21 October 2011

What aviation industry services could be regarded as essential services?

For entirely understandable reasons, the regulation and control of air traffic in South Africa was designated as an essential service, from 6 June 1997. As a result, employees engaged in this work are prohibited from exercising their constitutional right to strike in wage and other such disputes. The question that arises is: what other aviation industry services could be regarded as essential services in the context of the Labour Relations Act, 1995 (the LRA)?

As a point of departure, airports in South Africa have been designated as national key points under the National Key Points Act, 1980. Section 2 of that Act empowers the Minister of Defence to proclaim as a national key point any place or area so important that its loss, damage, disruption or immobilisation may prejudice the country. Since the aim of a strike is to create disruption to work flows,what then is the position if a strike is called in an area or service designated as a national key point? Should this strike be prohibited under the LRA by declaring that service essential?

Section 213 of the LRA defines an "essential service" as one which, if interrupted, will endanger the life, personal safety or health of the whole or any part of the population.

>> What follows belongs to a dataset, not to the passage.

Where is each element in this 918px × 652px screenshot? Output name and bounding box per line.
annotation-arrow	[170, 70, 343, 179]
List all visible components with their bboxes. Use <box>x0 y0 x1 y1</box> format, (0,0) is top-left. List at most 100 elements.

The Parliamentary service and the South African Police Service are also essential services. The definition appears narrower than the definition of an "Essential Service" in terms of section 2 of the LRA. What factors, then, would the Essential Services Committee (ESC) take into account when assessing whether aviation and support services should be declared as essential services? An applicant must be able to establish that its service, if interrupted, will endanger the life, personal safety or health of any or all of the population. It is the service itself that must be essential, rather than the industry within which it operates.

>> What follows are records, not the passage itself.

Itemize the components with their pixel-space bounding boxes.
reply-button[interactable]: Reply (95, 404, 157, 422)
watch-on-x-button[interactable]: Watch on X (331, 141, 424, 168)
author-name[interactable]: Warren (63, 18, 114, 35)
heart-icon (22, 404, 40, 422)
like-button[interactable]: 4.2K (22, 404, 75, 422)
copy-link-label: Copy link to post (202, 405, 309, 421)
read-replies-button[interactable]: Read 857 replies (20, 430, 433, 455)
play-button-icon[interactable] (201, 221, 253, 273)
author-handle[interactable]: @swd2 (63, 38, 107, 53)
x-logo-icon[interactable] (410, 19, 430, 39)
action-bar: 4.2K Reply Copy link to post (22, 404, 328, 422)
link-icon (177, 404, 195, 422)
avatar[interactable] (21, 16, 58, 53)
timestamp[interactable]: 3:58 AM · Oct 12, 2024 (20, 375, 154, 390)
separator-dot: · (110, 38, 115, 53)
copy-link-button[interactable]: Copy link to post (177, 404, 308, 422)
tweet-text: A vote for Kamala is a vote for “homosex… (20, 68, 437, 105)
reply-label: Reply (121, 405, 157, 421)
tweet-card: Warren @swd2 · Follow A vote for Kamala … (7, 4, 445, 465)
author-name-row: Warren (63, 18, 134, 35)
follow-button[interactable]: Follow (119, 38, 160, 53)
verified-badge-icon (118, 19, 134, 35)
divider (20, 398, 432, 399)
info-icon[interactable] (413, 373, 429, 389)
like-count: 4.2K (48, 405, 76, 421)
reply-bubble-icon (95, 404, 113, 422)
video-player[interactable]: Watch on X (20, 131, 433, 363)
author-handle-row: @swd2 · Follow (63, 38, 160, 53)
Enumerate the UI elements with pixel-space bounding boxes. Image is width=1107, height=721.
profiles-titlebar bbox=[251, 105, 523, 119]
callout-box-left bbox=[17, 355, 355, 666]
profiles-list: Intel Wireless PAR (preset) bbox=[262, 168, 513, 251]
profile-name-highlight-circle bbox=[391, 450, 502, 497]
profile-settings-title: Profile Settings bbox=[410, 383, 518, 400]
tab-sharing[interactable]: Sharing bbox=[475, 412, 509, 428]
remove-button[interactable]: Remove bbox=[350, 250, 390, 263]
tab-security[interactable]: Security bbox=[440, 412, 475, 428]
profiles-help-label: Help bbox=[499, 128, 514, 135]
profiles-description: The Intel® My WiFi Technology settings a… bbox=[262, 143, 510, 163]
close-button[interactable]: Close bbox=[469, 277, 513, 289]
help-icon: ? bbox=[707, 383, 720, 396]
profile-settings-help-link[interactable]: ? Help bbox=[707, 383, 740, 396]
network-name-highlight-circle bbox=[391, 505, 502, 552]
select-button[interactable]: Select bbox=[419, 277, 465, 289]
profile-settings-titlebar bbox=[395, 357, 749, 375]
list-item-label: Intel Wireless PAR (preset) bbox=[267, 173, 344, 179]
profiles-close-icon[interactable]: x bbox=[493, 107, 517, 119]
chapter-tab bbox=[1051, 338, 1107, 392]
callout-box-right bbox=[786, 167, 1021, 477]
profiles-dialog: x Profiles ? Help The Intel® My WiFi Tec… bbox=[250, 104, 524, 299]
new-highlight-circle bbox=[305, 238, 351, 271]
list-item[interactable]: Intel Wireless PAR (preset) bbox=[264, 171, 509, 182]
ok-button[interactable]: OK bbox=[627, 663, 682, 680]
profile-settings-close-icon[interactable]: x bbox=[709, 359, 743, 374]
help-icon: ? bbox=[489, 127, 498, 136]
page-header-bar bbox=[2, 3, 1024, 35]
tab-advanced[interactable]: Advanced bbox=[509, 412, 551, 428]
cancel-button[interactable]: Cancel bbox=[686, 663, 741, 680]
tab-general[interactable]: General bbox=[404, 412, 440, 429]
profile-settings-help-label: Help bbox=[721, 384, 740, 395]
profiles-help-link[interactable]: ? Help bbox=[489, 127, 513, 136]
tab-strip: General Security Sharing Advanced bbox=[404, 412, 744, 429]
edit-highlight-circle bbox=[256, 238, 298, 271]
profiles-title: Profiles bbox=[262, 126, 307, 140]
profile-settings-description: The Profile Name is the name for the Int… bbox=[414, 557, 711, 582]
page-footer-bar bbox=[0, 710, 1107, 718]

The factors for consideration include:

  • The percentage of South Africa's aviation logistics requirements that the applicant supplies or contributes to.
  • Whether the supply of such percentage is considered to be essential to the South African market.
  • The possible consequences, direct and indirect, of the periodic interruption to the supply of those services as a result of strike action.
  • Whether the services support other essential services. An aviation logistics service provider could argue that it forms a crucial part of air traffic control functions by providing tug services for aircraft. Also, it may contribute to providing health services when medical equipment or materials form part of cargo.
  • Whether a large percentage of the applicant's workforce is so highly skilled that ordinary employees would be able to acquire those skills only after lengthy training.
  • Whether there is a readily available pool of alternative labour. Given the strict security provisions at airports and that a large proportion of the functions rendered by aviation logistics companies requires specialised employees, replacement labour may not be easily accessible, if at all.

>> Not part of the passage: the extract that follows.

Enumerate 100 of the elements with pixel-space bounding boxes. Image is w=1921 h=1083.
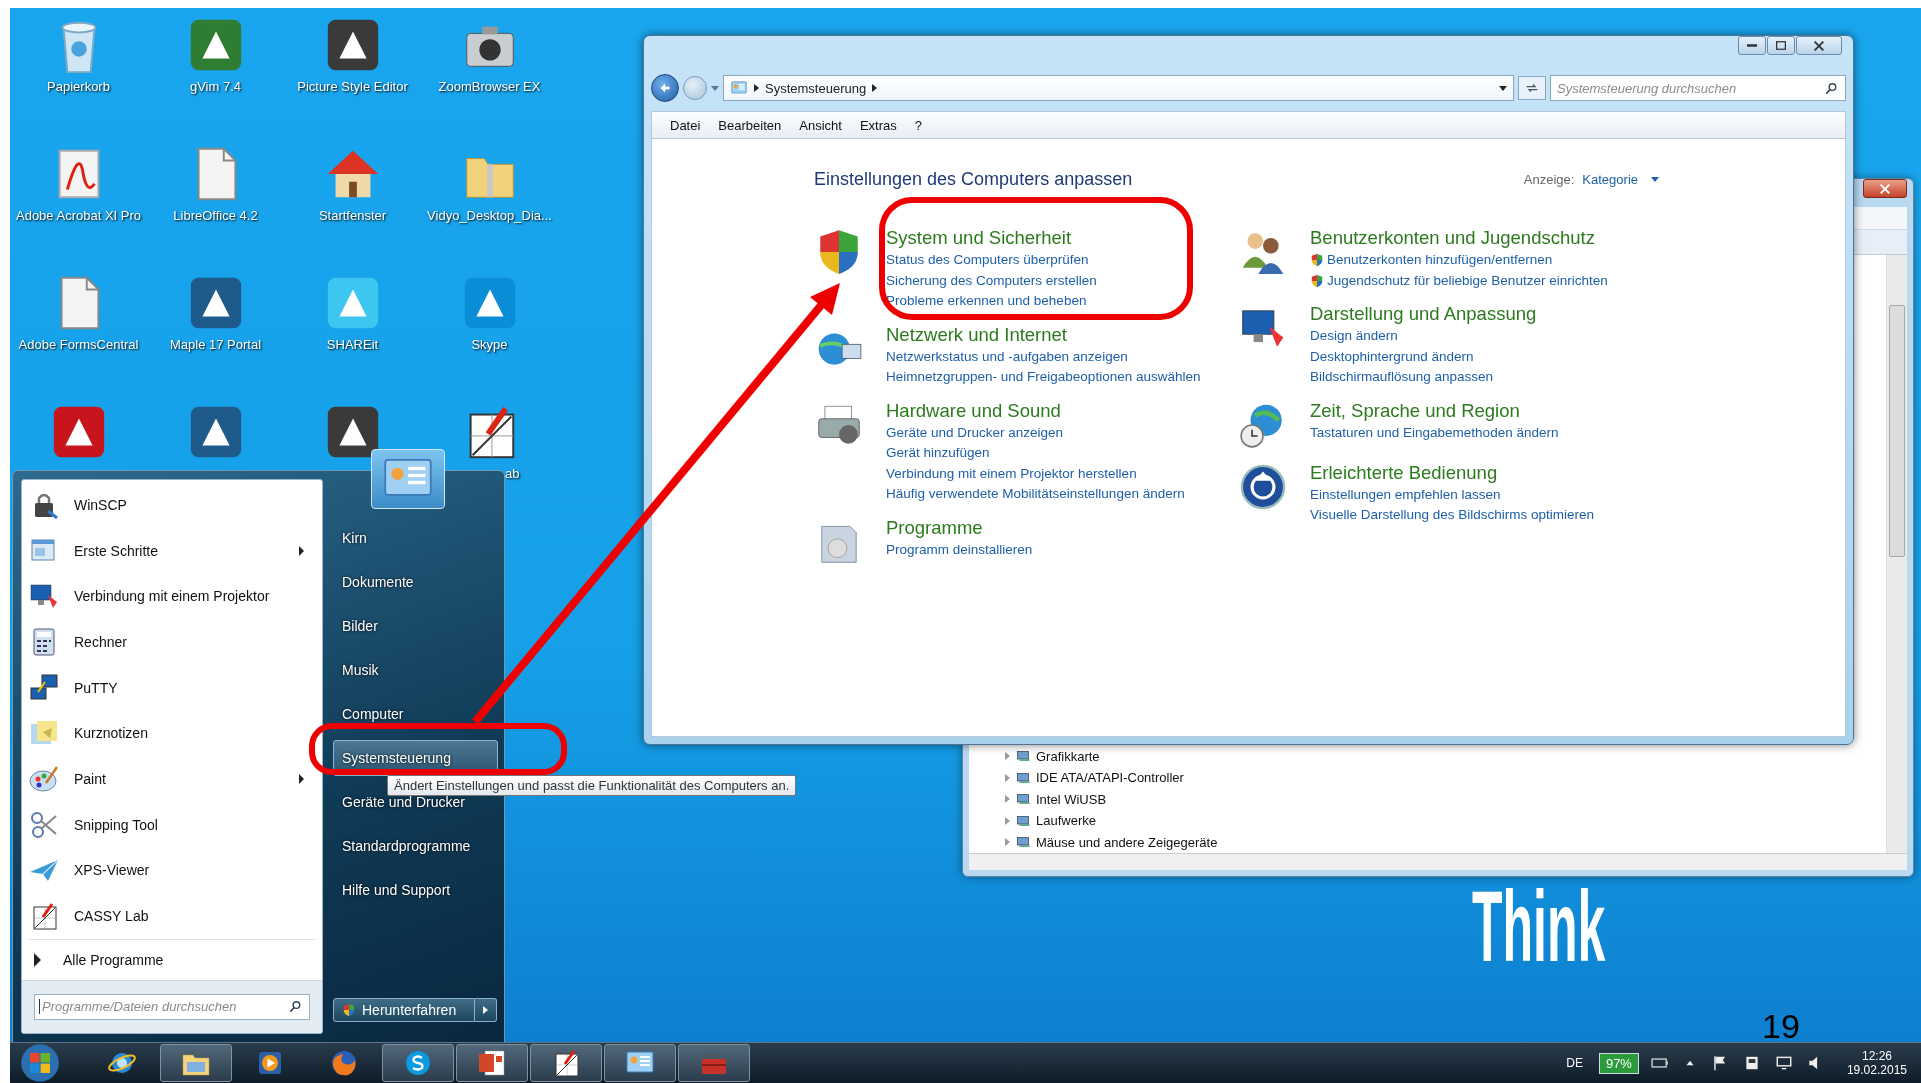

The Constitutional Court has previously held that essential services must be restrictively defined since that designation limits an employee's right to strike action and may undermine the collective bargaining system advocated in the LRA. So, applications for essential services' status will need compelling evidence to support the premise that strike action would create an imminent threat to health, personal safety or life if the service's employees are allowed to strike.